Do you think it's possible for a business in the US that does
business, selling equipment costing 100's of thousands of dollars,
with US towns or counties, and with foreign governments, to have an
appearance on the web, as shown by a google search, that is limited to
3 hits: its own webpage (including 7 subpages), a linkedin page, and
a 2 minute youtube video (an animation, with no actual people or
things in it)?
Bing had 2 hits in linkedin (including one for its president), and two
other hit that google didn't have, both pages similar to linkedin,
such as corporationwiki. It also had local.com and yellowpages.com,
meaning Bing found more than Google! But still are those pages of
any value in judging the company?
Yahoo.com had the 2 hits in linkedin or two other similar pages, and
the youtube video.
One of these pages said it has sales of 1.5 million with 15 employees,
but isn't this "information" whatever the subject of the page say in
the questionairre it submits?
I tend to think the company is a fraud, but my question is not if you
agree, but if you think it is *possible* that it's a functioning,
growing company that really did have sales of 1.5 million, even though
there are no hits from newspapers or business publications?
On Tuesday, November 3, 2015 at 2:54:41 AM UTC-5, firstname.lastname@example.org wrote:
Possible? Sure. How much presence a company like that has on the
web is largely up to them. 1.5 mil, 15 employees isn't likely to be
written up in the media. One thing that doesn't add up is if they are
selling equipment worth hundreds of thousands of dollars, total sales
of only $1.5 mil doesn't seem right. But is it possible? Sure.

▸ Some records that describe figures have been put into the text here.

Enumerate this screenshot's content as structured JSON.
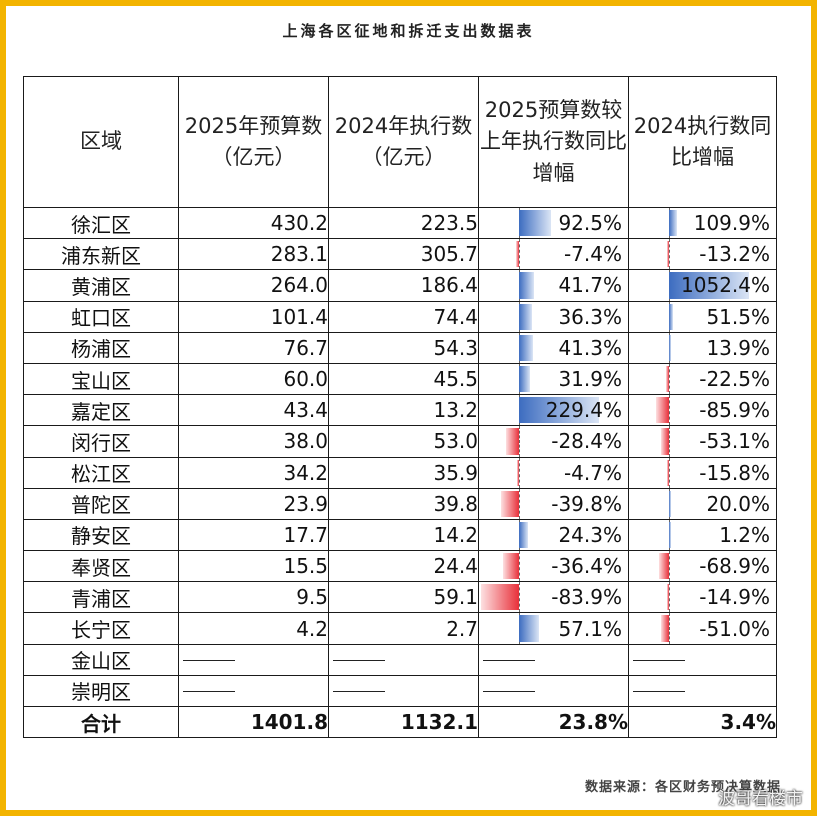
{
  "title": "上海各区征地和拆迁支出数据表",
  "table": {
    "headers": [
      "区域",
      "2025年预算数（亿元）",
      "2024年执行数（亿元）",
      "2025预算数较上年执行数同比增幅",
      "2024执行数同比增幅"
    ],
    "rows": [
      {
        "region": "徐汇区",
        "budget_2025": "430.2",
        "actual_2024": "223.5",
        "growth_2025": "92.5%",
        "growth_2024": "109.9%"
      },
      {
        "region": "浦东新区",
        "budget_2025": "283.1",
        "actual_2024": "305.7",
        "growth_2025": "-7.4%",
        "growth_2024": "-13.2%"
      },
      {
        "region": "黄浦区",
        "budget_2025": "264.0",
        "actual_2024": "186.4",
        "growth_2025": "41.7%",
        "growth_2024": "1052.4%"
      },
      {
        "region": "虹口区",
        "budget_2025": "101.4",
        "actual_2024": "74.4",
        "growth_2025": "36.3%",
        "growth_2024": "51.5%"
      },
      {
        "region": "杨浦区",
        "budget_2025": "76.7",
        "actual_2024": "54.3",
        "growth_2025": "41.3%",
        "growth_2024": "13.9%"
      },
      {
        "region": "宝山区",
        "budget_2025": "60.0",
        "actual_2024": "45.5",
        "growth_2025": "31.9%",
        "growth_2024": "-22.5%"
      },
      {
        "region": "嘉定区",
        "budget_2025": "43.4",
        "actual_2024": "13.2",
        "growth_2025": "229.4%",
        "growth_2024": "-85.9%"
      },
      {
        "region": "闵行区",
        "budget_2025": "38.0",
        "actual_2024": "53.0",
        "growth_2025": "-28.4%",
        "growth_2024": "-53.1%"
      },
      {
        "region": "松江区",
        "budget_2025": "34.2",
        "actual_2024": "35.9",
        "growth_2025": "-4.7%",
        "growth_2024": "-15.8%"
      },
      {
        "region": "普陀区",
        "budget_2025": "23.9",
        "actual_2024": "39.8",
        "growth_2025": "-39.8%",
        "growth_2024": "20.0%"
      },
      {
        "region": "静安区",
        "budget_2025": "17.7",
        "actual_2024": "14.2",
        "growth_2025": "24.3%",
        "growth_2024": "1.2%"
      },
      {
        "region": "奉贤区",
        "budget_2025": "15.5",
        "actual_2024": "24.4",
        "growth_2025": "-36.4%",
        "growth_2024": "-68.9%"
      },
      {
        "region": "青浦区",
        "budget_2025": "9.5",
        "actual_2024": "59.1",
        "growth_2025": "-83.9%",
        "growth_2024": "-14.9%"
      },
      {
        "region": "长宁区",
        "budget_2025": "4.2",
        "actual_2024": "2.7",
        "growth_2025": "57.1%",
        "growth_2024": "-51.0%"
      }
    ],
    "blank_rows": [
      {
        "region": "金山区"
      },
      {
        "region": "崇明区"
      }
    ],
    "total": {
      "label": "合计",
      "budget_2025": "1401.8",
      "actual_2024": "1132.1",
      "growth_2025": "23.8%",
      "growth_2024": "3.4%"
    }
  },
  "colors": {
    "positive_bar": "#3c6cc0",
    "negative_bar": "#e8303a",
    "border": "#1a1a1a",
    "frame": "#f3b400"
  },
  "source": "数据来源：各区财务预决算数据",
  "watermark": "波哥看楼市"
}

And the minimum investment appears to be $400,000.
Plus they have a chart that says ROI is 51.5% in 12 months.
And they have a list of opportunities, but few, maybe not any, said
there were actual signed contracts and payments made.
On Tuesday, November 3, 2015 at 8:12:35 PM UTC-5, email@example.com wrote:
51% promised rate of return is a good indication of a scam. On the other
hand typical scammers are very happy to take $25K. That's the
sweet spot, a lot more of those pigeons around and they typically
aren't as sophisticated and likely to spot a scam as someone with
The guy who invested actually went to where some of the machinery was
installed, 100's of miles from his home, and saw it in operation. It
wa very impressive, but I spent a lot of time watching Mission
Impossible and Hogan's Heroes, and I can imagine their having someone
get there 30 minutes earlier and hang a sign with their company name
on machinery that was made by someone else. Going on a weekend when
there's no one there to know who was contracted and who wasn't.
I hope this friend of a friend doesn't lose money, but if he does, I
will likely never know. I don't normally talk to him, and he won't
call everyone he knows to tell them he was cheated, and even if it's a
total scam, it may not make the newspapers at all, certainly not when
I'm reading. And if the scam is really well done, he may not even
know he's been cheated.
On Wednesday, November 4, 2015 at 1:09:34 PM UTC-5, firstname.lastname@example.org wrote:
That Zbest cleaning company in CA did exactly that. This was an 18 year
old that started a cleaning business. Soon he was expanding, multiple
trucks, started doing fire restoration cleanup. Big profits, great
margins, he grew it and in a few years took it public. The whole thing
was a fraud. When the investment bankers got curious and wanted to see
one of these restorations, he found an empty floor in a highrise commercial
building and took them there. He had previously made some visits under
some BS ruse of renting or something so the security guard at the desk
had seen him, he'd talked to him. So when he walks in with the bankers,
he greats the guard by name, takes them up to the empty floor, I think
it was on a Sat too, he might have had a few employees there that were
pretending to be doing cleanup work, etc. It
worked, he completely fooled them. Eventually the whole thing came out
because he had previously cheated some woman on a credit card purchase
and she pursued it with the police. Company stock went to zero, there
was no real business. It was all cooked books and a sham. He went off
And in true scoundrel fashion, after this guy got out of prison, he
started another scam. He started a business and website to uncover
frauds. Then he partnered up with a crooked FBI agent. The FBI agent
was feeding him inside info on companies that were under investigation.
So, the scammer shorted the stock of the companies, then leaked the info
had the stock crater and cashed in. Ultimately he got so bold that he
was trying to blackmail companies, threatening to ruin them unless they
paid him to go away. They busted him again and the FBI agent too. These
people are really good at what they do.